This trial is active, not recruiting.

Conditions sirs, sepsis
Sponsor Hvidovre University Hospital
Start date January 2005
End date December 2006
Trial size 300 participants
Trial identifier NCT00389337, KF01-108/04


BACKGROUND: In November 2003 the Medical Director at Copenhagen University Hospital, Hvidovre, gathered a group of doctors involved in the diagnosis and treatment of patients with sepsis.

AMIS: To develop a fast and reliable tool that can guide the physician in the diagnosis and treatment of the septic patient thereby reducing mortality and morbidity. The measurement of markers of inflammation, coagulation, infection and specific bacterial antigens in the same plasma sample will give insight to the pathogenesis of sepsis and SIRS and the bodies responds to the disease.

MATERIAL AND METHODES: Case-Control study nested in cohort. 300 patients admitted to the hospital from 1.01.05 to 01.07.06. Copenhagen University Hospital, Hvidovre, an 800 beds hospital, covers a part of Copenhagen with a wide variety in the population's socioeconomic and cultural background. For the analysis of markers the luminex 100 lab analysis system is used. It utilizes xMAP® technology which enables you to simultaneously assay up to 100 analytes in a single well of a microtiter plate, using very small sample volumes. Assay development of a 15-plex is don In-house.

COWORKERS & FOUNDING: The following departments at the hospital, are coworkers in the SPEEDI study: Clinical Research Unit, Departments of Infectious Disease, Clinical Microbiology, Clinical Biochemistry, Gastroenterology (incl. surgery), Intensive Care Unit, Emergency Room, and the Hospital Board of Directors. All departments have research experience and a long tradition of publication of scientific works. The study received founding for equipment and salaries during the first phase of the study from the hospitals Board of Directors. Applications to major public foundations in Denmark are awaiting answer. No commercial interest are involved in the study.

FUTURE APPLICATIONS: A second phase of the study including children admitted at the hospital is in preparation. The very small sample volume is a great advantage in diagnosing infection in children. The applications of the study results will hopefully provide the physician with the needed tool for a fast and reliable diagnosis, prognosis and treatment guide for the patients suffering from SIRS and sepsis.
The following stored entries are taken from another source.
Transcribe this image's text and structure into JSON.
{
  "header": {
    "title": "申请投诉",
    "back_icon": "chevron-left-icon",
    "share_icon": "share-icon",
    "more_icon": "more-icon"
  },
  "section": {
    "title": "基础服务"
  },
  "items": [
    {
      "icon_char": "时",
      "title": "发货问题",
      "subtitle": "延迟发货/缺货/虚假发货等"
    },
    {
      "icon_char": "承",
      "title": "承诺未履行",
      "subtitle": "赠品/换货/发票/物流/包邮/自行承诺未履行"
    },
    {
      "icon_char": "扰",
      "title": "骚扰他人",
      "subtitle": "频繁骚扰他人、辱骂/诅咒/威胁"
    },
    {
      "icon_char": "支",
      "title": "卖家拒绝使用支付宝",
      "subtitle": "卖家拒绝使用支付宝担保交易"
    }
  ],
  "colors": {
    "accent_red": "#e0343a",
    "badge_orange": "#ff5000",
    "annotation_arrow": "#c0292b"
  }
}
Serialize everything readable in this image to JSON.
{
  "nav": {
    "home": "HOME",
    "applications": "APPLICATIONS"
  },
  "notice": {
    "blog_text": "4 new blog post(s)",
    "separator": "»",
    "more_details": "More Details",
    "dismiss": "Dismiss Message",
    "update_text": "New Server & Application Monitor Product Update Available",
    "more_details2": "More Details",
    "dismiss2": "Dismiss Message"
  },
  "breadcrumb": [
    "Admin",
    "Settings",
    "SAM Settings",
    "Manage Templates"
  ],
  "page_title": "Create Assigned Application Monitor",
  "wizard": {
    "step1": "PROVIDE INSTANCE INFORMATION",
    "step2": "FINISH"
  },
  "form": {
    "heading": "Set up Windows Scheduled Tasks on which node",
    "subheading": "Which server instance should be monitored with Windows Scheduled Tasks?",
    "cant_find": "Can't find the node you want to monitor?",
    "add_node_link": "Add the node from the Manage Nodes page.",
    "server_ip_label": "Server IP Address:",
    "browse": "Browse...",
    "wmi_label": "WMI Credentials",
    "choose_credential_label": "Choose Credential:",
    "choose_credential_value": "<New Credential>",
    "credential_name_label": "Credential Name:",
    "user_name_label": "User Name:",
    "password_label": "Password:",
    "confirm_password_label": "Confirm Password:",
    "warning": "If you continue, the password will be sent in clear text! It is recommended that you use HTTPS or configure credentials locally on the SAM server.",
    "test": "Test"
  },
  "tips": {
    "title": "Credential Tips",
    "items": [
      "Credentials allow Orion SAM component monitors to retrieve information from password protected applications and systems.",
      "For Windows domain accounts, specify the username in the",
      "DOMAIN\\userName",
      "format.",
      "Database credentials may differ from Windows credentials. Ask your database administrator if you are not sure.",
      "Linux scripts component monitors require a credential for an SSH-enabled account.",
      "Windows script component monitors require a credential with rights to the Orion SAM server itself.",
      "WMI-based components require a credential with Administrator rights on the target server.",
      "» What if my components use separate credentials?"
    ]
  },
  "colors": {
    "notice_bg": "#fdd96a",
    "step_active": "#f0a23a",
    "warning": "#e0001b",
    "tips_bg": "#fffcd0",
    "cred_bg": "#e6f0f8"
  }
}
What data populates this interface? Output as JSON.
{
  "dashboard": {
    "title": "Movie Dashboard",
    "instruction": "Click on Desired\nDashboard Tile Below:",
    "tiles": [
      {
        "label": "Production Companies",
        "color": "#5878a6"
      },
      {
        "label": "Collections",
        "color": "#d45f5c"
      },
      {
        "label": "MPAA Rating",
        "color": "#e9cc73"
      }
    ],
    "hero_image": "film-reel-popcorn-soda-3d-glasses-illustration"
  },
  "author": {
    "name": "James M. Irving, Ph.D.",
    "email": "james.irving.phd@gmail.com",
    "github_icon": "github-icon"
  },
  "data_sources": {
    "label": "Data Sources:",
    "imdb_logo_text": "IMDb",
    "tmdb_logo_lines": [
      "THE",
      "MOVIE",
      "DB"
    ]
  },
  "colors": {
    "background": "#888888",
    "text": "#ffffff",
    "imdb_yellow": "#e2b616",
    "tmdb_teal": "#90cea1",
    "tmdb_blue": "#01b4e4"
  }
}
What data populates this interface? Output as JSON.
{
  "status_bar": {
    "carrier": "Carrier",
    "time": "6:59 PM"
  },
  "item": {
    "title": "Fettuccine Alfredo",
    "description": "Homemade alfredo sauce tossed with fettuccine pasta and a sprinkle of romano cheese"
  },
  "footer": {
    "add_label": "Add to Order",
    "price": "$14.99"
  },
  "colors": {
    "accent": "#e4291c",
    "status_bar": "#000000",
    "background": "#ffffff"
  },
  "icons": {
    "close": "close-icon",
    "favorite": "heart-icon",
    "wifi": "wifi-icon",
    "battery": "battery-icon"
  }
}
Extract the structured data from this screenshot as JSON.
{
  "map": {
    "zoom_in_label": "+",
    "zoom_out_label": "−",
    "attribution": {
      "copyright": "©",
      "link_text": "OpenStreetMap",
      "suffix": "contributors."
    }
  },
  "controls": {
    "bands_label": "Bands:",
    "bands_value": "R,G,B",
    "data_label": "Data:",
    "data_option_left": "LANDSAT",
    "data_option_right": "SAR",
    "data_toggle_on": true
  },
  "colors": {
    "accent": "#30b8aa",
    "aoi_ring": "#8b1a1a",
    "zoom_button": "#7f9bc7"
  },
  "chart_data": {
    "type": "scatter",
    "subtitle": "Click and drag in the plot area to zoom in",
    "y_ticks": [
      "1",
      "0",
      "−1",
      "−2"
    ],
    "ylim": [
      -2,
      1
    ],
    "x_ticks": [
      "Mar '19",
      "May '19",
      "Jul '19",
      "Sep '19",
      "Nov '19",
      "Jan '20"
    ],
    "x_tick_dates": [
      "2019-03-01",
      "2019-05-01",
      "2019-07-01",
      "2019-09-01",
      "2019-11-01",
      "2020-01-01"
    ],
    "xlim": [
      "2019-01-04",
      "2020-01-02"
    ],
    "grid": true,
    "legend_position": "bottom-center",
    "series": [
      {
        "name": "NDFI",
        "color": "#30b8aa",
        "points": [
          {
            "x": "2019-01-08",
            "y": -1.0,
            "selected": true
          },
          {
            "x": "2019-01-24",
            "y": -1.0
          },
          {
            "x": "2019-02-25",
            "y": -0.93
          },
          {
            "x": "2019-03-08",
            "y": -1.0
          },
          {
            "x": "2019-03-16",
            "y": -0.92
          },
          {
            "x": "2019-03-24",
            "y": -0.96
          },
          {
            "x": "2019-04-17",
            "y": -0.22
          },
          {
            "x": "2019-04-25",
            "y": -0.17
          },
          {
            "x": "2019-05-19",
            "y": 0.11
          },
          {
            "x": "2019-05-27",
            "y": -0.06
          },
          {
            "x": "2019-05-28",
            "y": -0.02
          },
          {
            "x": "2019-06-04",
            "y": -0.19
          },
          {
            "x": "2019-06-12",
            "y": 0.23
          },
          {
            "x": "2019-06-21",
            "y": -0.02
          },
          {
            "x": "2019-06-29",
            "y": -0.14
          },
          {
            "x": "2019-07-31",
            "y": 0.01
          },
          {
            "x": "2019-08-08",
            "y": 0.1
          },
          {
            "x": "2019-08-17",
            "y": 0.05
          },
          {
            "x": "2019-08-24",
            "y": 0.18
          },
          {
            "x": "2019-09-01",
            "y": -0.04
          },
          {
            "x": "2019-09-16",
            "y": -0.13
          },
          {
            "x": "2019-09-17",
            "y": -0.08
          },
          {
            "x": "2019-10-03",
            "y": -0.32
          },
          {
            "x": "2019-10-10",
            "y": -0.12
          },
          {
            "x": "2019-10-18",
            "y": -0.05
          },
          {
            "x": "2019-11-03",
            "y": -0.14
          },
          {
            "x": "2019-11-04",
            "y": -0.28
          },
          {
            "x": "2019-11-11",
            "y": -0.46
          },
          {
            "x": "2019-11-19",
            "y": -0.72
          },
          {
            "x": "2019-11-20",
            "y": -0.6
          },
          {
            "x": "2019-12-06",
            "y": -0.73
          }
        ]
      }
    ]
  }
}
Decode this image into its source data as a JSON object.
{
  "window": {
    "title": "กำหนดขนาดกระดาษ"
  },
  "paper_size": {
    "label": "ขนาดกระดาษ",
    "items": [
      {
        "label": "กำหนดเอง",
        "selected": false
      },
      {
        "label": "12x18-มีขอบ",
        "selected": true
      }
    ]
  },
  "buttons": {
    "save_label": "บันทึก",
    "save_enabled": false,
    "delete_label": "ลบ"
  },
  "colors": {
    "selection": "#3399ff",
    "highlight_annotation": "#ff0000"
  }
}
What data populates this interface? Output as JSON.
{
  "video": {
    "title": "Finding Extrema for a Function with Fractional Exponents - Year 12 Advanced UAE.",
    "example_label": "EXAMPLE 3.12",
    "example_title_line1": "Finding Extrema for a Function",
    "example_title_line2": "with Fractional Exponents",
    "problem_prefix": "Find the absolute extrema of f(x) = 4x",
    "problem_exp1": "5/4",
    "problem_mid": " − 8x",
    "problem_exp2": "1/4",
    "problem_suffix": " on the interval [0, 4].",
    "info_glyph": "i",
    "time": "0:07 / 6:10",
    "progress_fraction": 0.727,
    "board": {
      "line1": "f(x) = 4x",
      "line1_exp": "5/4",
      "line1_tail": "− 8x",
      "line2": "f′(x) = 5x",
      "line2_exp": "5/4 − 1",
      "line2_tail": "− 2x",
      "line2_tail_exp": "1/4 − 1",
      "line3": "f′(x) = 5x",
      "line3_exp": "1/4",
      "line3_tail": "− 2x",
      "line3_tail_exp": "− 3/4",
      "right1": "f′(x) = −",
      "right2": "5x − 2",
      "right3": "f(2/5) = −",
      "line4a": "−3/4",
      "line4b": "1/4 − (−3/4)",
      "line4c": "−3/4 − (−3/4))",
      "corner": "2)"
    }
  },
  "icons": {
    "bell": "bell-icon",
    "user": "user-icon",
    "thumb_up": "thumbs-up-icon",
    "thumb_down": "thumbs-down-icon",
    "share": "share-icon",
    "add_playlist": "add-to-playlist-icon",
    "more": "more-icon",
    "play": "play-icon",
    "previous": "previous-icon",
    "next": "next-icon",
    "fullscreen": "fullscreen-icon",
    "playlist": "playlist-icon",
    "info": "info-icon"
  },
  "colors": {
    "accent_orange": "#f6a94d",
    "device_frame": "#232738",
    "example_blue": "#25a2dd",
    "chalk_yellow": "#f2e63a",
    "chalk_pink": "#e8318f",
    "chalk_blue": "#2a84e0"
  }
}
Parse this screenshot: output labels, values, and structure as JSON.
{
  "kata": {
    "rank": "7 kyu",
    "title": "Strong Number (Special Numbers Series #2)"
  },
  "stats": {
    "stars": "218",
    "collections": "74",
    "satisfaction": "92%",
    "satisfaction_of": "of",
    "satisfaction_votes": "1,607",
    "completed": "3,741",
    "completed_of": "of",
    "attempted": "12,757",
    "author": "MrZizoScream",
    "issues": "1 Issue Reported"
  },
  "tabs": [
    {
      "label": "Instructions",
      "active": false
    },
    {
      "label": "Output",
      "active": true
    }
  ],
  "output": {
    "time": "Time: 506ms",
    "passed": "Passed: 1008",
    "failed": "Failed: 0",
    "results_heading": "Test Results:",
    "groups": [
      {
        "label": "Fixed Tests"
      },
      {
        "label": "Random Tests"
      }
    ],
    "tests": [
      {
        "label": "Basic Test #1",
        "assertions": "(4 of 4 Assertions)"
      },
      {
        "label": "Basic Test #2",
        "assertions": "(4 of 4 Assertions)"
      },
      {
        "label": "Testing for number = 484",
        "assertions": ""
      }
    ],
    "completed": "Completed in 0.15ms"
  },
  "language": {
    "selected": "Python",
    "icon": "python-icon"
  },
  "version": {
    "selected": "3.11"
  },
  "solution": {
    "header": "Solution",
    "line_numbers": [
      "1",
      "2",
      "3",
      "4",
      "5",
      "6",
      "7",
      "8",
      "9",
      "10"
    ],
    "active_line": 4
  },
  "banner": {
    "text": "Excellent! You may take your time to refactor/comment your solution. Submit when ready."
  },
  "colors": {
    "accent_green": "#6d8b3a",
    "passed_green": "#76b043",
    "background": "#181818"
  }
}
United States No locations recruiting
Other Countries No locations recruiting

Study Design

Observational model defined population
Primary purpose screening
Time perspective longitudinal

Eligibility Criteria

Male or female participants at least 18 years old.

Inclusion Criteria: - Patients admitted with ≧ 2 of the following 4 symptoms of SIRS: - Resp. rate > 20/min - Heart rate > 90/min - Temperature > 38ºC or <36ºC - Leukocytes >12.000 or <4.000 Exclusion Criteria: - Admitted to a hopital >24 h prior to inclusion - Antibiotic therapy initiated at a hospital >8 h prior to inclusion

Additional Information

Official title Sepsis: Prognosis and Evaluation of Early Diagnosis and Intervention (SPEEDI Study)
Principal investigator Kristian Kofoed, MD
Trial information was received from ClinicalTrials.gov and was last updated in October 2006.
Information provided to ClinicalTrials.gov by Hvidovre University Hospital.